Wer den Hirntod als Kriterium für den Tod des Menschen in Frage stellt, macht der Transplantationsmedizin den Garaus. Denn wenn auch die letzten physiologischen Funktionen erlöschen, ist es meist zu spät für die Organspende. Die ,Dead Donor Rule‘ sei reine Augenwischerei zitiert die FAZ Frank Miller von der amerikanischen Gesundheitsbehörde NIH und Robert Truog von der Harvard Medical School. Weg von der Regelung, nur Toten Organe entnehmen zu dürfen - das fordert auch der Düsseldorfer Bioethiker Dieter Birnbacher, seit vielen Jahren in der Bundesärztekammer aktiv. "Wir müssen anerkennen, dass hirntote Menschen eben noch nicht tot sind", zitiert ihn die Berliner „taz“, „und dass wir sie aber dennoch als Organspender heranziehen können." Eine Entnahme von Lebenden bedeutet aber dann nichts anderes als aktive Sterbehilfe. „Zu sedieren wäre dann nicht nur der Spender, sondern auch das ärztliche Gewissen“, folgert die Frankfurter Allgemeine.

Der Hirntod ist keine klare Zäsur zwischen Leben und Tod


Das Gehirn bestimmt nicht nur die Persönlichkeit, sondern auch die Merkmale des Lebens wie die bewusste Steuerung von Gliedmaßen, Sprache oder auch nur Gedanken.
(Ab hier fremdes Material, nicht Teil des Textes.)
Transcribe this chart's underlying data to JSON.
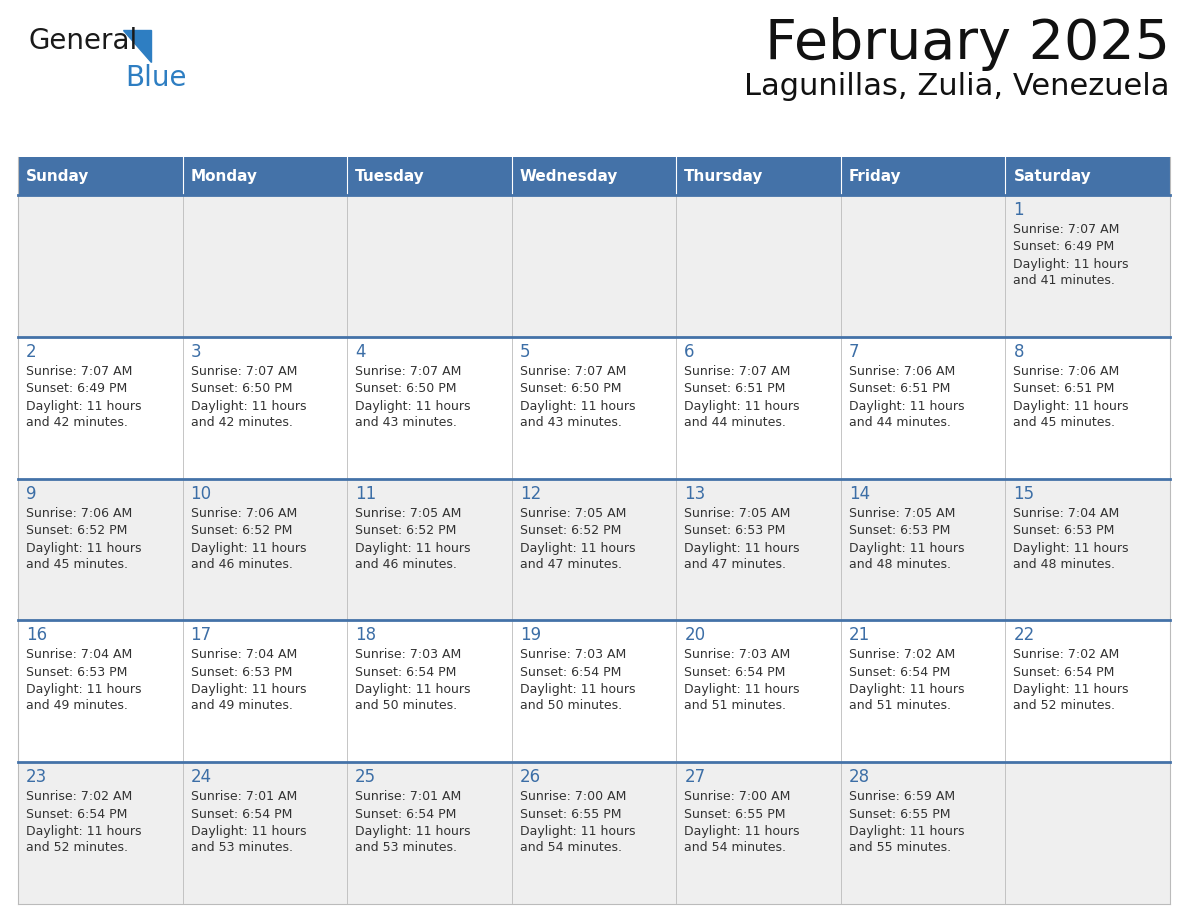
{
  "title": "February 2025",
  "subtitle": "Lagunillas, Zulia, Venezuela",
  "header_color": "#4472A8",
  "header_text_color": "#FFFFFF",
  "cell_bg_even": "#EFEFEF",
  "cell_bg_odd": "#FFFFFF",
  "separator_color": "#4472A8",
  "grid_color": "#BBBBBB",
  "day_number_color": "#3C6EA6",
  "text_color": "#333333",
  "logo_text_color": "#1a1a1a",
  "logo_blue_color": "#2E7EC2",
  "triangle_color": "#2E7EC2",
  "days_of_week": [
    "Sunday",
    "Monday",
    "Tuesday",
    "Wednesday",
    "Thursday",
    "Friday",
    "Saturday"
  ],
  "calendar_data": [
    [
      {
        "day": null,
        "sunrise": null,
        "sunset": null,
        "daylight": null
      },
      {
        "day": null,
        "sunrise": null,
        "sunset": null,
        "daylight": null
      },
      {
        "day": null,
        "sunrise": null,
        "sunset": null,
        "daylight": null
      },
      {
        "day": null,
        "sunrise": null,
        "sunset": null,
        "daylight": null
      },
      {
        "day": null,
        "sunrise": null,
        "sunset": null,
        "daylight": null
      },
      {
        "day": null,
        "sunrise": null,
        "sunset": null,
        "daylight": null
      },
      {
        "day": 1,
        "sunrise": "7:07 AM",
        "sunset": "6:49 PM",
        "daylight": "11 hours\nand 41 minutes."
      }
    ],
    [
      {
        "day": 2,
        "sunrise": "7:07 AM",
        "sunset": "6:49 PM",
        "daylight": "11 hours\nand 42 minutes."
      },
      {
        "day": 3,
        "sunrise": "7:07 AM",
        "sunset": "6:50 PM",
        "daylight": "11 hours\nand 42 minutes."
      },
      {
        "day": 4,
        "sunrise": "7:07 AM",
        "sunset": "6:50 PM",
        "daylight": "11 hours\nand 43 minutes."
      },
      {
        "day": 5,
        "sunrise": "7:07 AM",
        "sunset": "6:50 PM",
        "daylight": "11 hours\nand 43 minutes."
      },
      {
        "day": 6,
        "sunrise": "7:07 AM",
        "sunset": "6:51 PM",
        "daylight": "11 hours\nand 44 minutes."
      },
      {
        "day": 7,
        "sunrise": "7:06 AM",
        "sunset": "6:51 PM",
        "daylight": "11 hours\nand 44 minutes."
      },
      {
        "day": 8,
        "sunrise": "7:06 AM",
        "sunset": "6:51 PM",
        "daylight": "11 hours\nand 45 minutes."
      }
    ],
    [
      {
        "day": 9,
        "sunrise": "7:06 AM",
        "sunset": "6:52 PM",
        "daylight": "11 hours\nand 45 minutes."
      },
      {
        "day": 10,
        "sunrise": "7:06 AM",
        "sunset": "6:52 PM",
        "daylight": "11 hours\nand 46 minutes."
      },
      {
        "day": 11,
        "sunrise": "7:05 AM",
        "sunset": "6:52 PM",
        "daylight": "11 hours\nand 46 minutes."
      },
      {
        "day": 12,
        "sunrise": "7:05 AM",
        "sunset": "6:52 PM",
        "daylight": "11 hours\nand 47 minutes."
      },
      {
        "day": 13,
        "sunrise": "7:05 AM",
        "sunset": "6:53 PM",
        "daylight": "11 hours\nand 47 minutes."
      },
      {
        "day": 14,
        "sunrise": "7:05 AM",
        "sunset": "6:53 PM",
        "daylight": "11 hours\nand 48 minutes."
      },
      {
        "day": 15,
        "sunrise": "7:04 AM",
        "sunset": "6:53 PM",
        "daylight": "11 hours\nand 48 minutes."
      }
    ],
    [
      {
        "day": 16,
        "sunrise": "7:04 AM",
        "sunset": "6:53 PM",
        "daylight": "11 hours\nand 49 minutes."
      },
      {
        "day": 17,
        "sunrise": "7:04 AM",
        "sunset": "6:53 PM",
        "daylight": "11 hours\nand 49 minutes."
      },
      {
        "day": 18,
        "sunrise": "7:03 AM",
        "sunset": "6:54 PM",
        "daylight": "11 hours\nand 50 minutes."
      },
      {
        "day": 19,
        "sunrise": "7:03 AM",
        "sunset": "6:54 PM",
        "daylight": "11 hours\nand 50 minutes."
      },
      {
        "day": 20,
        "sunrise": "7:03 AM",
        "sunset": "6:54 PM",
        "daylight": "11 hours\nand 51 minutes."
      },
      {
        "day": 21,
        "sunrise": "7:02 AM",
        "sunset": "6:54 PM",
        "daylight": "11 hours\nand 51 minutes."
      },
      {
        "day": 22,
        "sunrise": "7:02 AM",
        "sunset": "6:54 PM",
        "daylight": "11 hours\nand 52 minutes."
      }
    ],
    [
      {
        "day": 23,
        "sunrise": "7:02 AM",
        "sunset": "6:54 PM",
        "daylight": "11 hours\nand 52 minutes."
      },
      {
        "day": 24,
        "sunrise": "7:01 AM",
        "sunset": "6:54 PM",
        "daylight": "11 hours\nand 53 minutes."
      },
      {
        "day": 25,
        "sunrise": "7:01 AM",
        "sunset": "6:54 PM",
        "daylight": "11 hours\nand 53 minutes."
      },
      {
        "day": 26,
        "sunrise": "7:00 AM",
        "sunset": "6:55 PM",
        "daylight": "11 hours\nand 54 minutes."
      },
      {
        "day": 27,
        "sunrise": "7:00 AM",
        "sunset": "6:55 PM",
        "daylight": "11 hours\nand 54 minutes."
      },
      {
        "day": 28,
        "sunrise": "6:59 AM",
        "sunset": "6:55 PM",
        "daylight": "11 hours\nand 55 minutes."
      },
      {
        "day": null,
        "sunrise": null,
        "sunset": null,
        "daylight": null
      }
    ]
  ]
}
Auf der anderen Seite, so stellte der Philosoph Hans Jonas bereits in den achtziger Jahren fest, gäbe es ein vegetatives Leben ohne Hirnfunktion. Auch der Hirnforscher Gerhard Roth sieht Stoffwechselfunktion und funktionierenden Kreislauf als Kriterien für das Leben an.
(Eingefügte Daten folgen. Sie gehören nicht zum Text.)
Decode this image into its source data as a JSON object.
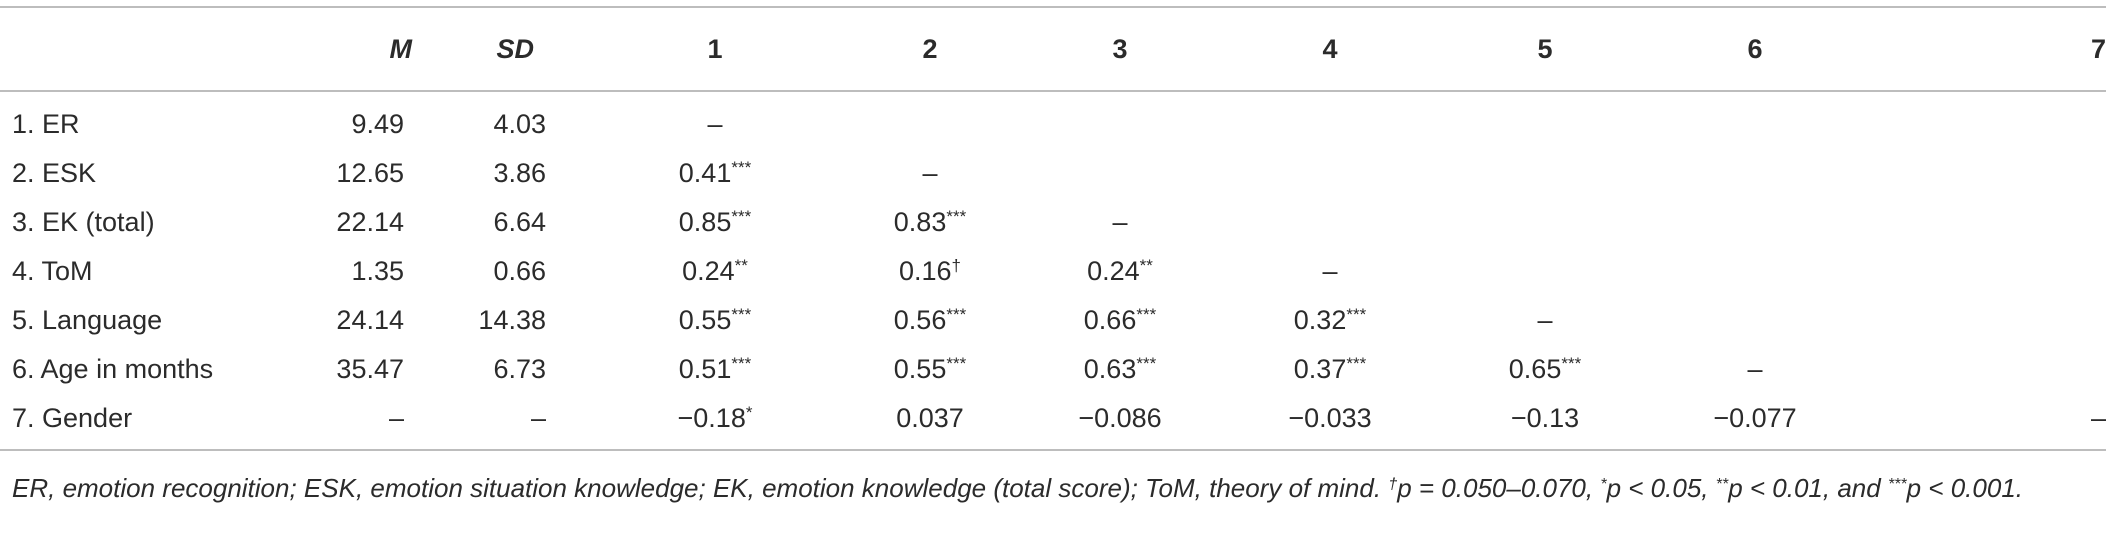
{
  "headers": [
    "",
    "M",
    "SD",
    "1",
    "2",
    "3",
    "4",
    "5",
    "6",
    "7"
  ],
  "rows": [
    {
      "label": "1. ER",
      "m": "9.49",
      "sd": "4.03",
      "cells": [
        [
          "–",
          ""
        ],
        [
          "",
          ""
        ],
        [
          "",
          ""
        ],
        [
          "",
          ""
        ],
        [
          "",
          ""
        ],
        [
          "",
          ""
        ],
        [
          "",
          ""
        ]
      ]
    },
    {
      "label": "2. ESK",
      "m": "12.65",
      "sd": "3.86",
      "cells": [
        [
          "0.41",
          "***"
        ],
        [
          "–",
          ""
        ],
        [
          "",
          ""
        ],
        [
          "",
          ""
        ],
        [
          "",
          ""
        ],
        [
          "",
          ""
        ],
        [
          "",
          ""
        ]
      ]
    },
    {
      "label": "3. EK (total)",
      "m": "22.14",
      "sd": "6.64",
      "cells": [
        [
          "0.85",
          "***"
        ],
        [
          "0.83",
          "***"
        ],
        [
          "–",
          ""
        ],
        [
          "",
          ""
        ],
        [
          "",
          ""
        ],
        [
          "",
          ""
        ],
        [
          "",
          ""
        ]
      ]
    },
    {
      "label": "4. ToM",
      "m": "1.35",
      "sd": "0.66",
      "cells": [
        [
          "0.24",
          "**"
        ],
        [
          "0.16",
          "†"
        ],
        [
          "0.24",
          "**"
        ],
        [
          "–",
          ""
        ],
        [
          "",
          ""
        ],
        [
          "",
          ""
        ],
        [
          "",
          ""
        ]
      ]
    },
    {
      "label": "5. Language",
      "m": "24.14",
      "sd": "14.38",
      "cells": [
        [
          "0.55",
          "***"
        ],
        [
          "0.56",
          "***"
        ],
        [
          "0.66",
          "***"
        ],
        [
          "0.32",
          "***"
        ],
        [
          "–",
          ""
        ],
        [
          "",
          ""
        ],
        [
          "",
          ""
        ]
      ]
    },
    {
      "label": "6. Age in months",
      "m": "35.47",
      "sd": "6.73",
      "cells": [
        [
          "0.51",
          "***"
        ],
        [
          "0.55",
          "***"
        ],
        [
          "0.63",
          "***"
        ],
        [
          "0.37",
          "***"
        ],
        [
          "0.65",
          "***"
        ],
        [
          "–",
          ""
        ],
        [
          "",
          ""
        ]
      ]
    },
    {
      "label": "7. Gender",
      "m": "–",
      "sd": "–",
      "cells": [
        [
          "−0.18",
          "*"
        ],
        [
          "0.037",
          ""
        ],
        [
          "−0.086",
          ""
        ],
        [
          "−0.033",
          ""
        ],
        [
          "−0.13",
          ""
        ],
        [
          "−0.077",
          ""
        ],
        [
          "–",
          ""
        ]
      ]
    }
  ],
  "note": {
    "text": "ER, emotion recognition; ESK, emotion situation knowledge; EK, emotion knowledge (total score); ToM, theory of mind. ",
    "dagger": "†",
    "p1": "p = 0.050–0.070, ",
    "s1": "*",
    "p2": "p < 0.05, ",
    "s2": "**",
    "p3": "p < 0.01, and ",
    "s3": "***",
    "p4": "p < 0.001."
  }
}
Die Überzeugung, mit dem Befund „Hirntod“ die klare Zäsur zwischen Leben und Tod erfasst zu haben, sei unhaltbar, so schreibt Ralf Stöcker in seinem Buch „Der Hirntod“, das letztes Jahr erschien. Aber wie dann den goldenen Weg für die Organspende bahnen? Alexandra Manzei, Soziologin an der TU Darmstadt, spricht sich für eine offene Diskussion aus - auch im Deutschen Ethikrat, der sich bisher mit dem Thema nicht befasst hat. Es geht auch darum, wie wir mit den Ängsten vieler Spendewilliger umgehen, die befürchten, erst die Organentnahme sorge für ihren Tod.